Language and cultural differences add to the difficulty. Concepts such as branding or long-term market strategy do not translate easily into the daily realities of women whose primary concerns have long been food security and social survival. As a result, training has been gradual and practical rather than theoretical.
Buyer feedback has been positive
Through the 6DNFW, the soap studio has a platform to market its products outside Nepal under the Haami brand via the Haami website: https://haami.nl/. The EU-certified soaps are also available at various markets and events in the Netherlands. The soap business currently employs seven women, keeping production small but consistent. Soaps are sold locally to NGOs and institutions and internationally through Dutch markets, pop-up stores, and selected retail outlets. Packaging is done in-house, while labels and packaging materials are sourced from local partners.
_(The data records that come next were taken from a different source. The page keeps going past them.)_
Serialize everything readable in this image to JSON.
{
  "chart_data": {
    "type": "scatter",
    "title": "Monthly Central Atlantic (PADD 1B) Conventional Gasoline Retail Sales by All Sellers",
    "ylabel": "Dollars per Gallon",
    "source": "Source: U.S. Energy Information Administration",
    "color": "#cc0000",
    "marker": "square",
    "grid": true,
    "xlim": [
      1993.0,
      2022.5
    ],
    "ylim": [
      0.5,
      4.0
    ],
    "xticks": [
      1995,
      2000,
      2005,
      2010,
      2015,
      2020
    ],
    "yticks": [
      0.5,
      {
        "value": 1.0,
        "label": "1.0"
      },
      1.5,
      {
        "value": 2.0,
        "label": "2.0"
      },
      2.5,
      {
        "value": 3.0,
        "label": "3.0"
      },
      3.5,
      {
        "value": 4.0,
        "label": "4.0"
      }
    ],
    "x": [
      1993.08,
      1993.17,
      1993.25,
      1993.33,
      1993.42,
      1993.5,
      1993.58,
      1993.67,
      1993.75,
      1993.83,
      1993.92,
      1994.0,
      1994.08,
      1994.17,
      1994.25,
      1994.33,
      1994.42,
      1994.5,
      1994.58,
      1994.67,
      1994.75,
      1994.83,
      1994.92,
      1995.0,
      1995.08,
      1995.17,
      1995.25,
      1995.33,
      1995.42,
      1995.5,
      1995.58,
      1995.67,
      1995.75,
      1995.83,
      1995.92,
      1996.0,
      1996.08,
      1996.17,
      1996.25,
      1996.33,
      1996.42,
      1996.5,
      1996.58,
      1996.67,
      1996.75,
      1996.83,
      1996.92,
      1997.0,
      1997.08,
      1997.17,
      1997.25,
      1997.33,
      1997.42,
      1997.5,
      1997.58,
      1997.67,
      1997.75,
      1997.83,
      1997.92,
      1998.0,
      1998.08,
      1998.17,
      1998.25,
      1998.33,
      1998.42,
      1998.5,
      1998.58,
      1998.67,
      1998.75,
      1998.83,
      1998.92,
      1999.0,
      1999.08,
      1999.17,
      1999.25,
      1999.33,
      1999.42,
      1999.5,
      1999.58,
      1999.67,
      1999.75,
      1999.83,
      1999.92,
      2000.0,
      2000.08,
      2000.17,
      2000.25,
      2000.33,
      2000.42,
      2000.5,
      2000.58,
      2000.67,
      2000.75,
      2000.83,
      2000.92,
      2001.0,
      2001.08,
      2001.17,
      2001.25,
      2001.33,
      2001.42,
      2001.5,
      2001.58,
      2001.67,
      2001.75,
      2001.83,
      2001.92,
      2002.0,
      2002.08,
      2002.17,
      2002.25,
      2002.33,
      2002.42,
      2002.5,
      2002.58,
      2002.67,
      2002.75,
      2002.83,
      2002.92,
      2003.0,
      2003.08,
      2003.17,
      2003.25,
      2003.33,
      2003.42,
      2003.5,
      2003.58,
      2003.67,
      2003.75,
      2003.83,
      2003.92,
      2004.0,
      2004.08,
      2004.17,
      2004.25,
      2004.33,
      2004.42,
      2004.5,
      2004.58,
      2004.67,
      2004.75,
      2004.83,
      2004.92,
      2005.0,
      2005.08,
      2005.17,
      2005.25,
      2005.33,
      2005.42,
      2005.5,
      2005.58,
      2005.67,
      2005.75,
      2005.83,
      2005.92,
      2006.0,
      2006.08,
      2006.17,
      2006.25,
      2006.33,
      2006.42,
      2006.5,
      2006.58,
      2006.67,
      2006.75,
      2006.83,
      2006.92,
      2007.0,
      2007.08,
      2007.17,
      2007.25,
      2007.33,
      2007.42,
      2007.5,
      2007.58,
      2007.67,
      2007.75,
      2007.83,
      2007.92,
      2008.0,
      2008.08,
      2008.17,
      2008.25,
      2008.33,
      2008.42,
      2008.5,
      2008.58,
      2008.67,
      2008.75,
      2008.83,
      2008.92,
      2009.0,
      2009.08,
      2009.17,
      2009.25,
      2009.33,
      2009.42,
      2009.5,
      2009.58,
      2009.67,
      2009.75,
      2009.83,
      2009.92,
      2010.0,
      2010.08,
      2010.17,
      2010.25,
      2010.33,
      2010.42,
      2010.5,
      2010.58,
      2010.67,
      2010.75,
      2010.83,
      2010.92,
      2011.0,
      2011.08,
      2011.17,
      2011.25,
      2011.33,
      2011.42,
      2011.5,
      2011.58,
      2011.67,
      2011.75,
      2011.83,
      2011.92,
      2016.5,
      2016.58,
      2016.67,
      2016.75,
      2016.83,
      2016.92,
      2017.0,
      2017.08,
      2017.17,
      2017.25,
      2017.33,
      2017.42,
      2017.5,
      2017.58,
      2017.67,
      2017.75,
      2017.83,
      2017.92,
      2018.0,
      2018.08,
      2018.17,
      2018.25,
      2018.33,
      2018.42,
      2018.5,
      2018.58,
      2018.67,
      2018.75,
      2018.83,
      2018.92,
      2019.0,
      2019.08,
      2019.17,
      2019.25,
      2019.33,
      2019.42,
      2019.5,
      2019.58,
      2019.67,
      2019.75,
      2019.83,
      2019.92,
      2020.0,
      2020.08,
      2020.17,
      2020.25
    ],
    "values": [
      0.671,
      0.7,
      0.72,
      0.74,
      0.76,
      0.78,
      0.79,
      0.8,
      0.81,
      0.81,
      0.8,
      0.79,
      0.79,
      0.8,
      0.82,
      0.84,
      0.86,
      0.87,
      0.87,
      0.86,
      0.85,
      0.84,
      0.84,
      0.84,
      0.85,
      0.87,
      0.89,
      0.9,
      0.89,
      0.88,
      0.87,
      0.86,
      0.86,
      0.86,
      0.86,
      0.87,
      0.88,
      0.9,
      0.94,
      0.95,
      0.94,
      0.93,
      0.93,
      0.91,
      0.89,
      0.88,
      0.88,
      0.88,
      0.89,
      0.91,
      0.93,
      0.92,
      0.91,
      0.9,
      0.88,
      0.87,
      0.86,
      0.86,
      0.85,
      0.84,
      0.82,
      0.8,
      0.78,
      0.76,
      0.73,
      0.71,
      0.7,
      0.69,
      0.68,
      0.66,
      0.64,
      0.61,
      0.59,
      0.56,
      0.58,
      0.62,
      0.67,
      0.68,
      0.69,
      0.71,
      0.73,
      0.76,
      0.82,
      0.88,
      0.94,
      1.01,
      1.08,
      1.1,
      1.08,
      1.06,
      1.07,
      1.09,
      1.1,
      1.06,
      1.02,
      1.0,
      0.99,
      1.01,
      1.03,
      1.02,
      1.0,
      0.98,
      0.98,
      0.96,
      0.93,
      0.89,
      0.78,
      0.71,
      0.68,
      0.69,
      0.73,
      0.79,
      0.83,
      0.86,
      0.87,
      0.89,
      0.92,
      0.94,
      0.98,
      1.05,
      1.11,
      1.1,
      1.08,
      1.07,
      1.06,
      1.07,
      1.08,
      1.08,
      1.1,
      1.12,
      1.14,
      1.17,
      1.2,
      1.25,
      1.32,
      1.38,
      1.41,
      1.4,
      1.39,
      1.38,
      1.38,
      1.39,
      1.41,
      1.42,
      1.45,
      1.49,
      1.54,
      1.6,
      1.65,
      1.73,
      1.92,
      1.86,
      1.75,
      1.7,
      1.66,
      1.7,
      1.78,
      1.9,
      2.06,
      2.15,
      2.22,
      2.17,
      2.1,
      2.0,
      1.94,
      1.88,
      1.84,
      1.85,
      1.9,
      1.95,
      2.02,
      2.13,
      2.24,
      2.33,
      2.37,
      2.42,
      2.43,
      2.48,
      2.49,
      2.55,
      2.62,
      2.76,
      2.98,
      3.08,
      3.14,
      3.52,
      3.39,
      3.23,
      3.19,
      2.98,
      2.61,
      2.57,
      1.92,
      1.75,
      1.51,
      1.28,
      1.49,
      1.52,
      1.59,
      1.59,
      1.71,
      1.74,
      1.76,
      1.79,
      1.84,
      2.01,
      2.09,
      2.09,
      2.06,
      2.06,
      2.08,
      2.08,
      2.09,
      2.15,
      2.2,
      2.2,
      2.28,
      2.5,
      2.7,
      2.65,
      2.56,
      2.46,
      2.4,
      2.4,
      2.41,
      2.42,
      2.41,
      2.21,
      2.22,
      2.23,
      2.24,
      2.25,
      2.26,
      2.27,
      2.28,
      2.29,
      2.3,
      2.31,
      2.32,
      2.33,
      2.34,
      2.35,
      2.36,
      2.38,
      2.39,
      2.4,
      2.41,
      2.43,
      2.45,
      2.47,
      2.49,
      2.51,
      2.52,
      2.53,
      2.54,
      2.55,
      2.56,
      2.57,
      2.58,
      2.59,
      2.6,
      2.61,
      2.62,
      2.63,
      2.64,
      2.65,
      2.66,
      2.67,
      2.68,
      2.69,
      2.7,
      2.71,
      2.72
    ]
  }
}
Product quality is generally high, and buyer feedback has been positive. However, sales volumes remain modest, and the business is not yet fully self-sustaining. Continued access to international markets is essential to financial viability.
Promotion relies heavily on ethical consumption narratives. This strategy is effective, but it also risks framing women primarily through their vulnerability rather than their labour. One ongoing issue is how to sell the product on its own merits without reducing the makers to a marketing story.
6DNFW presents itself as a startup partner rather than a permanent manager. To move towards independence, the organisation focuses on mentoring local leadership, documenting processes, and gradually shifting operational responsibility. The aim is stability rather than rapid growth.
Whether this transition succeeds depends on factors beyond the studio. Health issues, family pressures, social resistance, and market volatility pose risks. Progress is fragile, and setbacks are likely.

A needed change
For the women involved, the impact of the soap studio is real but limited. Regular income contributes to food security, children’s education, and greater respect within their communities.
At the same time, caste discrimination remains deeply embedded. A small enterprise cannot dismantle structural inequality, but it can create space for different futures to become possible, albeit gradually.
Haami soap is not a revolutionary narrative. It is a small business operating at the intersection of global ethical markets and local caste realities. Its significance lies in the everyday fact that a group of Dalit women now have regular, paid, and recognised work. That change may be modest, but in a context of long-standing exclusion, it is meaningful.
Sudipa Mahato is a junior editor at Nepal Connect.